Yeah, that was extremely not the case at Indiana, which fired its head coach for a litany of reprehensible acts on and off the court. Would-be successors have come and gone rather than being chosen and learning for a period of time as Painter did.

Let’s say, for the sake of this scenario, that Painter ended up back in Bloomington as the coach one way or another. How would he fare?

Well, the funny thing about Painter’s 2022-23 Purdue team that won a Big Ten title? It looks an awful lot like one of those 1980s/90s Indiana teams. You’ve got:

  • The in-state talent: Braden Smith, Fletcher Loyer, Mason Gillis, Caleb Furst etc etc
  • A few players from the surrounding area/elsewhere: Ethan Morton, David Jenkins Jr, Camden Heide
  • International big men: Zach Edey, Will Berg

Painter has built Purdue in the image that Indiana message board posters have been clamoring for the Hoosiers to resemble for the past two decades. His down stretch at the program came in no small part because he began going after high-caliber talent that just wasn’t very attracted to Purdue.

... Would that be the case at Indiana?

Regardless of win totals, coaching tenures and titles, it’s pretty obvious that Indiana has been able to recruit at a higher level than Purdue throughout each programs’ history. Difference being that Painter is now doing more with less.

If he chased after that five-star talent in Bloomington rather than West Lafayette, with Indiana’s national brand and resources at his back, he probably doesn’t whiff the way he did at Purdue.

And if Painter can strike the right combination of that NBA talent, in-state players and international prospects? That... could mean another title. Or more.

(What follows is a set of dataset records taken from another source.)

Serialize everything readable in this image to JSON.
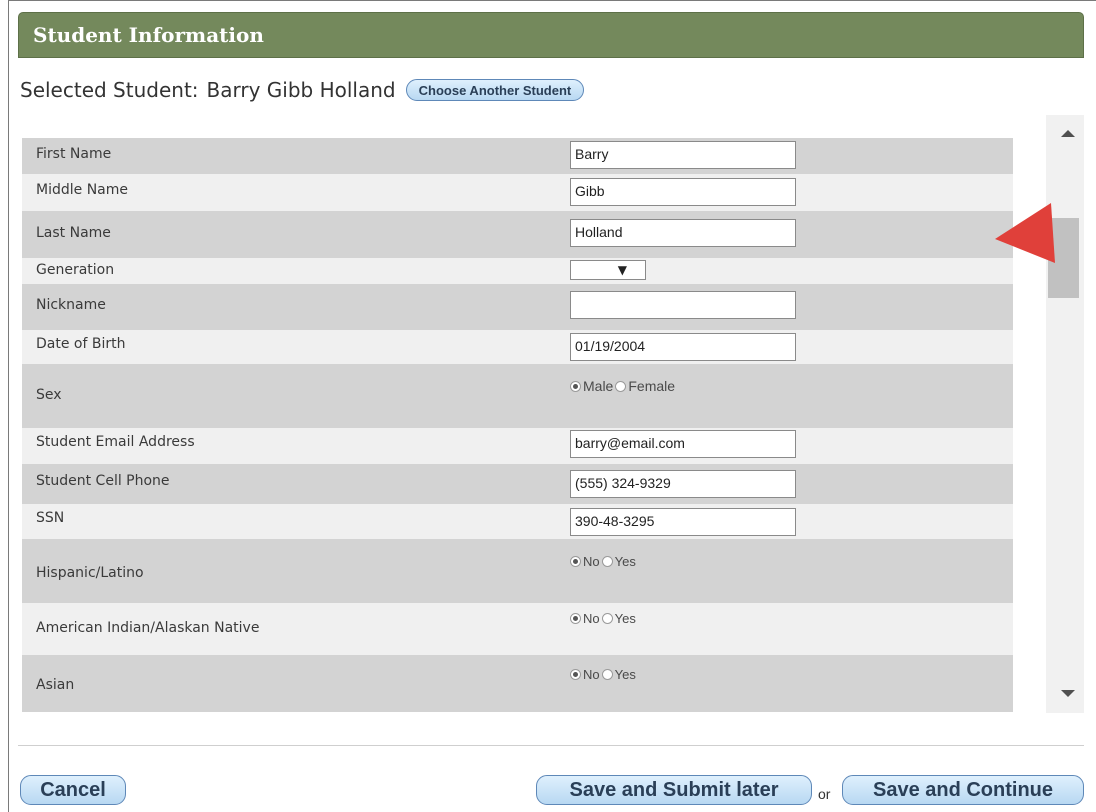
{
  "header": {
    "title": "Student Information"
  },
  "selected": {
    "label": "Selected Student:",
    "name": "Barry Gibb Holland",
    "choose_button": "Choose Another Student"
  },
  "fields": {
    "first_name": {
      "label": "First Name",
      "value": "Barry"
    },
    "middle_name": {
      "label": "Middle Name",
      "value": "Gibb"
    },
    "last_name": {
      "label": "Last Name",
      "value": "Holland"
    },
    "generation": {
      "label": "Generation",
      "value": "",
      "arrow": "▼"
    },
    "nickname": {
      "label": "Nickname",
      "value": ""
    },
    "dob": {
      "label": "Date of Birth",
      "value": "01/19/2004"
    },
    "sex": {
      "label": "Sex",
      "options": [
        "Male",
        "Female"
      ],
      "selected": "Male"
    },
    "email": {
      "label": "Student Email Address",
      "value": "barry@email.com"
    },
    "cell": {
      "label": "Student Cell Phone",
      "value": "(555) 324-9329"
    },
    "ssn": {
      "label": "SSN",
      "value": "390-48-3295"
    },
    "hispanic": {
      "label": "Hispanic/Latino",
      "options": [
        "No",
        "Yes"
      ],
      "selected": "No"
    },
    "american_indian": {
      "label": "American Indian/Alaskan Native",
      "options": [
        "No",
        "Yes"
      ],
      "selected": "No"
    },
    "asian": {
      "label": "Asian",
      "options": [
        "No",
        "Yes"
      ],
      "selected": "No"
    }
  },
  "buttons": {
    "cancel": "Cancel",
    "save_later": "Save and Submit later",
    "or": "or",
    "save_continue": "Save and Continue"
  },
  "colors": {
    "header_bg": "#74895c",
    "row_dark": "#d3d3d3",
    "row_light": "#f0f0f0",
    "button_border": "#5e88b8",
    "pointer_arrow": "#e0403a"
  },
  "icons": {
    "scroll_up": "scroll-up-arrow-icon",
    "scroll_down": "scroll-down-arrow-icon",
    "pointer": "red-pointer-arrow-icon"
  }
}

Or the slump could still happen and he’d be fired even if he won, like, two Big Ten titles in four years. Which would be wild, right? Firing a coach after that kind of success? Ha, can you imagine.

Beyond Indiana, what of Purdue? Do they find another eventual successor for Keady? Does that guy work out the way Painter does? Does Purdue continue to find success without that kind of consistency?

It’s all a bit of an interesting hypothetical.

But Indiana does have a former player leading the program now, and we’ll just have to wait to see how that turns out as far as high-caliber talent goes.